愛してるの期限が切れる前に
「え? あぁ――言われてみると」

 絵本の子猫に似ている。
 猫派後ろ脚で頭を掻くと、のんびりと欠伸をした。
(なんだか、ふてぶてしい子ね)
 他人の家に上がりこんで、我が物顔で寛ぐ姿は、昔の伶桜を彷彿とさせる。彼も、初日から涼しい顔で水島家のソファに座っていた。

「猫さん、お家にお帰り。ここはペット禁止なんだ」

 猫派ゆらり、ゆらりと長い尻尾を揺らしていたが、まるで百花の言葉を理解しているみたいに窓の縁まで行くと、「開けろ」と前脚で窓を掻いた。

「はいはい、それじゃあね」
「あっちゃ、ばいばぁい」

 ベランダの窓を開けてやれば、猫はするりと外へ出ていった。

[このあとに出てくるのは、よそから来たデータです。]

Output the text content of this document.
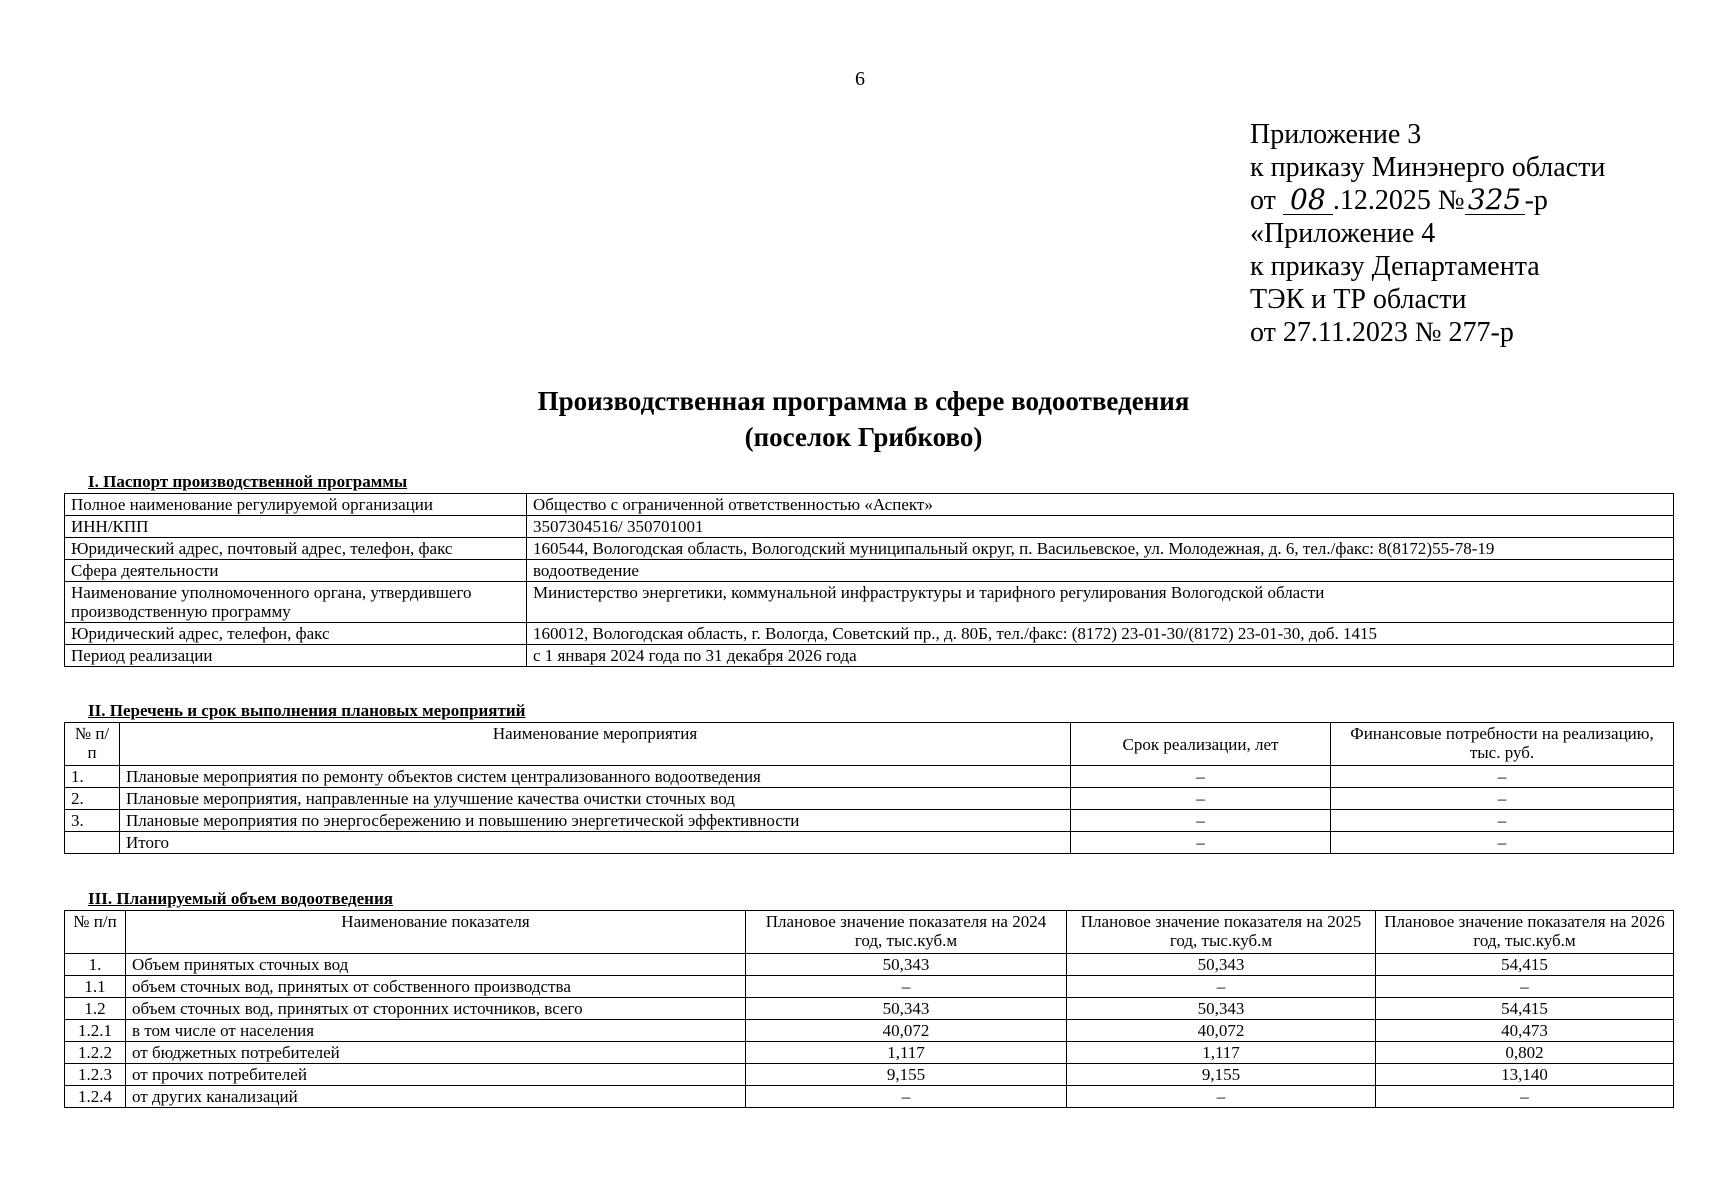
6
Приложение 3
к приказу Минэнерго области
от 08 .12.2025 № 325 -р
«Приложение 4
к приказу Департамента
ТЭК и ТР области
от 27.11.2023 № 277-р
Производственная программа в сфере водоотведения
(поселок Грибково)
I. Паспорт производственной программы
Полное наименование регулируемой организации	Общество с ограниченной ответственностью «Аспект»
ИНН/КПП	3507304516/ 350701001
Юридический адрес, почтовый адрес, телефон, факс	160544, Вологодская область, Вологодский муниципальный округ, п. Васильевское, ул. Молодежная, д. 6, тел./факс: 8(8172)55-78-19
Сфера деятельности	водоотведение
Наименование уполномоченного органа, утвердившего производственную программу	Министерство энергетики, коммунальной инфраструктуры и тарифного регулирования Вологодской области
Юридический адрес, телефон, факс	160012, Вологодская область, г. Вологда, Советский пр., д. 80Б, тел./факс: (8172) 23-01-30/(8172) 23-01-30, доб. 1415
Период реализации	с 1 января 2024 года по 31 декабря 2026 года
II. Перечень и срок выполнения плановых мероприятий
№ п/п	Наименование мероприятия	Срок реализации, лет	Финансовые потребности на реализацию, тыс. руб.
1.	Плановые мероприятия по ремонту объектов систем централизованного водоотведения	–	–
2.	Плановые мероприятия, направленные на улучшение качества очистки сточных вод	–	–
3.	Плановые мероприятия по энергосбережению и повышению энергетической эффективности	–	–
	Итого	–	–
III. Планируемый объем водоотведения
№ п/п	Наименование показателя	Плановое значение показателя на 2024 год, тыс.куб.м	Плановое значение показателя на 2025 год, тыс.куб.м	Плановое значение показателя на 2026 год, тыс.куб.м
1.	Объем принятых сточных вод	50,343	50,343	54,415
1.1	объем сточных вод, принятых от собственного производства	–	–	–
1.2	объем сточных вод, принятых от сторонних источников, всего	50,343	50,343	54,415
1.2.1	в том числе от населения	40,072	40,072	40,473
1.2.2	от бюджетных потребителей	1,117	1,117	0,802
1.2.3	от прочих потребителей	9,155	9,155	13,140
1.2.4	от других канализаций	–	–	–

軽々とベランダの手すりに飛び乗った猫は、一度だけこちらを振り返り「ナァ」と鳴いた。
 それが「また来る」と言ってるように聞こえたのは、気のせいだろうか。
 一度きりの訪問だと思っていたが、猫のあっちゃは度々百花たちのアパートに現れるようになった。
 花は「あっちゃ」と呼び、猫の来訪を心待ちにしている。
 撫でたがる花に、いつ引っかかれやしないかとひやひやしたが、あっちゃは大人しく受け入れてくれていた。花がお昼寝をしているときは、彼女も一緒になって寝ている。あっちゃの性別が雌だとわかったのは、花の隣でへそ天で寝ていたからだ。
 窓を開けていたとき、隣の部屋からもあっちゃに声をかける住人の声を聞いた。
 おそらく、このアパートが彼女の縄張りの中なのだろう。いろんなところを渡り歩いては食べ物をもらっているに違いない。
 根無し草なところも、絵本の子猫そっくりだった。